As I’m a great advocate of the marketing maxim that you should ask your audience what they want, to decide the topic of this blog I ran a poll on LinkedIn.
So, here’s how to increase your brand awareness!
I’ll break them down into the PESO types of media as is best practice:
Advertising – the oldest form of brand promotion and now online as well as in the print media it began in. Choose the medium and outlet which best targets your key audiences and offers best ROI. Includes Search Advertising (Google AdWords) and Display Ads (print & online). Can be expensive, so expert help is needed if you’re new to it. Includes ‘native advertising’ – a feature written by you but in the style of the publication’s independent editorial and typeset (in print) like it.
Advertorials – a paid feature about your brand. Best ROI achieved by targeting the right outlets for your audiences and negotiating hard on the price!

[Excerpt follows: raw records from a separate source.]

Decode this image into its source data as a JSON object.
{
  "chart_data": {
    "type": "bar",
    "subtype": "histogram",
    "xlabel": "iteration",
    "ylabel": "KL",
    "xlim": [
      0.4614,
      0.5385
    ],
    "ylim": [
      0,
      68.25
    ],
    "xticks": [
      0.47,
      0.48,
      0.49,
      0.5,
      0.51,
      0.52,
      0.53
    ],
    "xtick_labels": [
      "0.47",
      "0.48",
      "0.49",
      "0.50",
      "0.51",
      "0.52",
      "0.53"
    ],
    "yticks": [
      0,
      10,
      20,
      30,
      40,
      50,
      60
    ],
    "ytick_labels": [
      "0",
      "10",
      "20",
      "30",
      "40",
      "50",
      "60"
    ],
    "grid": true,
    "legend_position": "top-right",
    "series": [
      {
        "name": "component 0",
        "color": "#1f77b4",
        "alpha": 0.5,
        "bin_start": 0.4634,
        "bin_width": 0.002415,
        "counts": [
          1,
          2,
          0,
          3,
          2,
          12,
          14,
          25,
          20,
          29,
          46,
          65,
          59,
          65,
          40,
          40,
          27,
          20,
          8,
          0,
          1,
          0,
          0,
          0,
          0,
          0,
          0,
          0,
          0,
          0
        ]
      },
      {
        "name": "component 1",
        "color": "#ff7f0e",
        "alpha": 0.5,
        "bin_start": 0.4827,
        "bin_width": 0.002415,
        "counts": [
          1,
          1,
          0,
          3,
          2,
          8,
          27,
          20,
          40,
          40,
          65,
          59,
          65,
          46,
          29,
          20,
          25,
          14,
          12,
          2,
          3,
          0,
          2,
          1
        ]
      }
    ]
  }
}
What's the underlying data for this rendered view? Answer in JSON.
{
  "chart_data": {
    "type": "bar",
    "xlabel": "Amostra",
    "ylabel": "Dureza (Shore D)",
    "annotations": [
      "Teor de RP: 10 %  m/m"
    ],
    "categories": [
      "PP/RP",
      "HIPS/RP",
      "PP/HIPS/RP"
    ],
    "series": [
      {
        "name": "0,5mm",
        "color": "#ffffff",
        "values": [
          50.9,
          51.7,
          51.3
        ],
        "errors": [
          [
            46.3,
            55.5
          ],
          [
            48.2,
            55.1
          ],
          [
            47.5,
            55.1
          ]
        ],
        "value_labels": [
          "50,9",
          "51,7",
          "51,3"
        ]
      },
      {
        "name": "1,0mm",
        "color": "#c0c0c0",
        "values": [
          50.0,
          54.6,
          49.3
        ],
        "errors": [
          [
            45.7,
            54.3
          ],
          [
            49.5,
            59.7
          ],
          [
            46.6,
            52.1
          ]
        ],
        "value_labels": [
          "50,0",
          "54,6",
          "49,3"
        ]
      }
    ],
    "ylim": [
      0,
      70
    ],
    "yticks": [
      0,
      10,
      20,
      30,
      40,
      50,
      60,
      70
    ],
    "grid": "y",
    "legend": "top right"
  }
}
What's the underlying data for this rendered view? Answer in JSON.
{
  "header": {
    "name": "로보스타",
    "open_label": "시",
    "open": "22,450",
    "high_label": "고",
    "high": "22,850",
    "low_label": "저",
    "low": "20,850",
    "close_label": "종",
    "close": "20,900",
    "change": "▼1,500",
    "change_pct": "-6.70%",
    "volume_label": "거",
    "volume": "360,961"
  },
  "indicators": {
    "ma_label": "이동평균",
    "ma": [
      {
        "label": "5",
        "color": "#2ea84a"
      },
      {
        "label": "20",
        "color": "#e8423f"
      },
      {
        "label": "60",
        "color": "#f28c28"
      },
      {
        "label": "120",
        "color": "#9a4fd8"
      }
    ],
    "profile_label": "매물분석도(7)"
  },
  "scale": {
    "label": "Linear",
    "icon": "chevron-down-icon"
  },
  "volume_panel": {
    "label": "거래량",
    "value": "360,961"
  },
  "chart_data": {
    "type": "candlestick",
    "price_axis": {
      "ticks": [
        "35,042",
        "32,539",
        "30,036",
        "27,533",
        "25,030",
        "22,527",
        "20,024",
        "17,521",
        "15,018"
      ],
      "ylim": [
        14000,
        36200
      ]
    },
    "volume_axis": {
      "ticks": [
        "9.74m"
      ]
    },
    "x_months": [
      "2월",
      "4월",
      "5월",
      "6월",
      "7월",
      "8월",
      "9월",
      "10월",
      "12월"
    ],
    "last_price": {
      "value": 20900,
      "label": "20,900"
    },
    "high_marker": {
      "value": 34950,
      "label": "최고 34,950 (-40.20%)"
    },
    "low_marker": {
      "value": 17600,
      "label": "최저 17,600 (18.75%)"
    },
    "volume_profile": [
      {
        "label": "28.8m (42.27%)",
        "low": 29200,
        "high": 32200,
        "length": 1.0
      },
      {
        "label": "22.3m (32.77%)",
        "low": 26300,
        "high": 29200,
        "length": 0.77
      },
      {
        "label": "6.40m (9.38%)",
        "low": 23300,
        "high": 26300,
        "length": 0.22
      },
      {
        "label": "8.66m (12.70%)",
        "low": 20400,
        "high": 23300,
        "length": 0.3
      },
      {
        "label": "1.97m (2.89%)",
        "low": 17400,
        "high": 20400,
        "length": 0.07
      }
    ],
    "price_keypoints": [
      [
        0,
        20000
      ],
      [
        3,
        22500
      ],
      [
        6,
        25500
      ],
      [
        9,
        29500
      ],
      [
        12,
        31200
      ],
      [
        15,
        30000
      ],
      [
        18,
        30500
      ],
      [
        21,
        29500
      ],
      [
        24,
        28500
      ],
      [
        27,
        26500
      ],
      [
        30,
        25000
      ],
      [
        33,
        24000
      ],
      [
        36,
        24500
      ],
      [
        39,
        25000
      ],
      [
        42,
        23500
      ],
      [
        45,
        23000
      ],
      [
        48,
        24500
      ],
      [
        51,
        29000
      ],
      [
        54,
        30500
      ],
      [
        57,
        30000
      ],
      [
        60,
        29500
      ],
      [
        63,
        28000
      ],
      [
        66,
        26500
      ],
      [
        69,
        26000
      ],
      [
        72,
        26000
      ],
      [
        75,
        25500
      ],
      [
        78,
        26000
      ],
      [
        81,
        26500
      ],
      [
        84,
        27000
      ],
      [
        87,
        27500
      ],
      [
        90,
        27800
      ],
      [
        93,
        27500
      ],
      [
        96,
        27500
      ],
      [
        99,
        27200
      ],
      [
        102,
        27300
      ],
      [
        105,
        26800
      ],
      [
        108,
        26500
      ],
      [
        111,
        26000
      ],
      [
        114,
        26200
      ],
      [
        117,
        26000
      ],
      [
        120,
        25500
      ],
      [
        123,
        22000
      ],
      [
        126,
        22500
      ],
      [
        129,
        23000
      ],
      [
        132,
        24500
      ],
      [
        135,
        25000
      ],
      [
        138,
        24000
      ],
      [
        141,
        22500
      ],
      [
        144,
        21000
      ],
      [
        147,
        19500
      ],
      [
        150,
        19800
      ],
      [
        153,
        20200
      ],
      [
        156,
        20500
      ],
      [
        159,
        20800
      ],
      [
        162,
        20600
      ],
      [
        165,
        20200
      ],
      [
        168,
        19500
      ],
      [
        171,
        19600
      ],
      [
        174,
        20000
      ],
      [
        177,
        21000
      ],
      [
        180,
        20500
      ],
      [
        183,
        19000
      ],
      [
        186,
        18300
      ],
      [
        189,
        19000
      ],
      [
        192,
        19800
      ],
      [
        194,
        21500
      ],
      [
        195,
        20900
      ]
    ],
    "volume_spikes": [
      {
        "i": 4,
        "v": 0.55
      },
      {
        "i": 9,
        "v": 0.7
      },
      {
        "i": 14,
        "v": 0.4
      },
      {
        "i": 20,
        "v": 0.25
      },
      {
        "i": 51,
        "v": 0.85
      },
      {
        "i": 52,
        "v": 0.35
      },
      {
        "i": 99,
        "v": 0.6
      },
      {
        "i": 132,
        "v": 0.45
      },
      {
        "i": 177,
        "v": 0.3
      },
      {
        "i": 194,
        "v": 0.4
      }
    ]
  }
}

Sponsorship – one of the PR tools, this can introduce your brand to your target audience. Ranges from sponsoring kit for a local youth football team to sponsoring a global event.
Sponsored media content – they write about something, you are the sponsor with a brief spot acknowledging it and profiling your brand. You need to chose the right media to partner with and the right topic to be linked to in order to get the right reputation boost from it.
Sponsored social media posts – the ‘sponsorship’ here is basically a paid boost to reach an audience you define. Includes paid deals with social media influencers.
Affiliate marketing – promoting your brand through another company.
Brand ambassadors – using well-known people who are followed by your audience on social media and appear in mainstream media to lend their ‘brand halo’ and trust to your brand. Cost varies hugely. Relationships need to be managed carefully!
Exhibitions – being at the right trade or consumer exhibition can work wonders, if well-targeted.
Events – again, the right event for the right audience is worth looking at. Can also organised by you.
Networking – a good B2B channel if your target audience is small-scale and you don’t need masses of new customers. Includes LinkedIn.
Entertaining – more restricted now for ethical reasons, but good if well-targeted at a small but influential audience.
Media relations – what most people think PR is all about. It gets your brand in front of the readers of the outlet – why we call it ‘amplifying’ your message. This ranges from the standard news media release and pitched feature to comment pieces, profiles and case studies. One of the best value forms of promotion, but to get best ROI you should get help from a CIPR member in order to identify the right outlets to reach your audience most efficiently, where the opportunities are in them, how best to approach them and with what content.
Blogger relations – like media relations, but with professional and non-professional writers. If they have a big following amongst your target audience, it can be a good tool to use. Beware ethical issues – always ensure any paid link is disclosed.
Influencer relations – non-paid publicity from those who influence your audiences. Includes lobbying Government and regulators, or public affairs as we call it.
Public speaking – being the expert speaker in a room full of potential clients is a great are a great way to introduce your brand to your target audience
Partnerships – these include links with charities to serving a community you want to be known in to co-branding
Social media posts – shared by you and organisations, people and brands you have a positive relationship with e.g. local business groups, clients and influential people.
Owned Content – the things you write and share via your own comms channels – e.g. email, social media, website, media relations, brand journalism, webinars, video and podcasts
User-Generated Content (UGC) – words, pictures and videos contributed by customers and social media followers
Reviews – these third-party endorsements are one of the most powerful forms of promotion – someone else saying you’re great. You need to actively manage these – asking for them and professionally dealing with any negative ones.